17 Toen sprak zij tot hem naar diezelfde woorden, zeggende: De Hebreeuwse knecht, dien gij ons hebt ingebracht, is tot mij gekomen, om met mij te spotten.
Then she gave him the same story, saying, The Hebrew servant whom you have taken into our house came in to make sport of me;
18 En het is geschied, als ik mijn stem verhief, en riep, dat hij zijn kleed bij mij liet, en vluchtte naar buiten.
And when I gave a loud cry he went running out without his coat.
19 En het geschiedde, als zijn heer de woorden zijner huisvrouw hoorde, die zij tot hem sprak, zeggende: Naar deze zelfde woorden heeft mij uw knecht gedaan, zo ontstak zijn toorn.
And hearing his wife's account of what his servant had done, he became very angry.
20 En Jozefs heer nam hem, en leverde hem in het gevangenhuis, ter plaatse, waar des konings gevangenen gevangen waren; alzo was hij daar in het gevangenhuis.
And Joseph's master took him and put him in prison, in the place where the king's prisoners were kept in chains, and he was there in the prison-house.
21 Doch de HEERE was met Jozef, en wende Zijn goedertierenheid tot hem; en gaf hem genade in de ogen van den overste van het gevangenhuis.
But the Lord was with Joseph, and was good to him, and made the keeper of the prison his friend.

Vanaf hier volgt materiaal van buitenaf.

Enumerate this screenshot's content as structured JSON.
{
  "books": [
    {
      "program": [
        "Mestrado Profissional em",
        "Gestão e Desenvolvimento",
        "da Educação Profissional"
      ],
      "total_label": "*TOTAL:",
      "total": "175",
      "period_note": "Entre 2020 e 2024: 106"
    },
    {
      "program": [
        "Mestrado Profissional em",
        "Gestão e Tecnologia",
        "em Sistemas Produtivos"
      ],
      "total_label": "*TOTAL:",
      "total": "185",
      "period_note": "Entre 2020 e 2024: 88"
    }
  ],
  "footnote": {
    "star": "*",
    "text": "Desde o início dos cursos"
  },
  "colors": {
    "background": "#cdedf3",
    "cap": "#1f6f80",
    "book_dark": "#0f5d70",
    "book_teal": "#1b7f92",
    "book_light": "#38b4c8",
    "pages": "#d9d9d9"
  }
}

22 En de overste van het gevangenhuis gaf al de gevangenen, die in het gevangenhuis waren, in Jozefs hand; en al wat zij daar deden, deed hij.
And the keeper of the prison put all the prisoners under Joseph's control, and he was responsible for whatever was done there.
23 De overste van het gevangenhuis zag gans op geen ding, dat in zijn hand was, overmits dat de HEERE met hem was; en wat hij deed, dat deed de HEERE wel gedijen.
And the keeper of the prison gave no attention to anything which was under his care, because the Lord was with him; and the Lord made everything he did go well.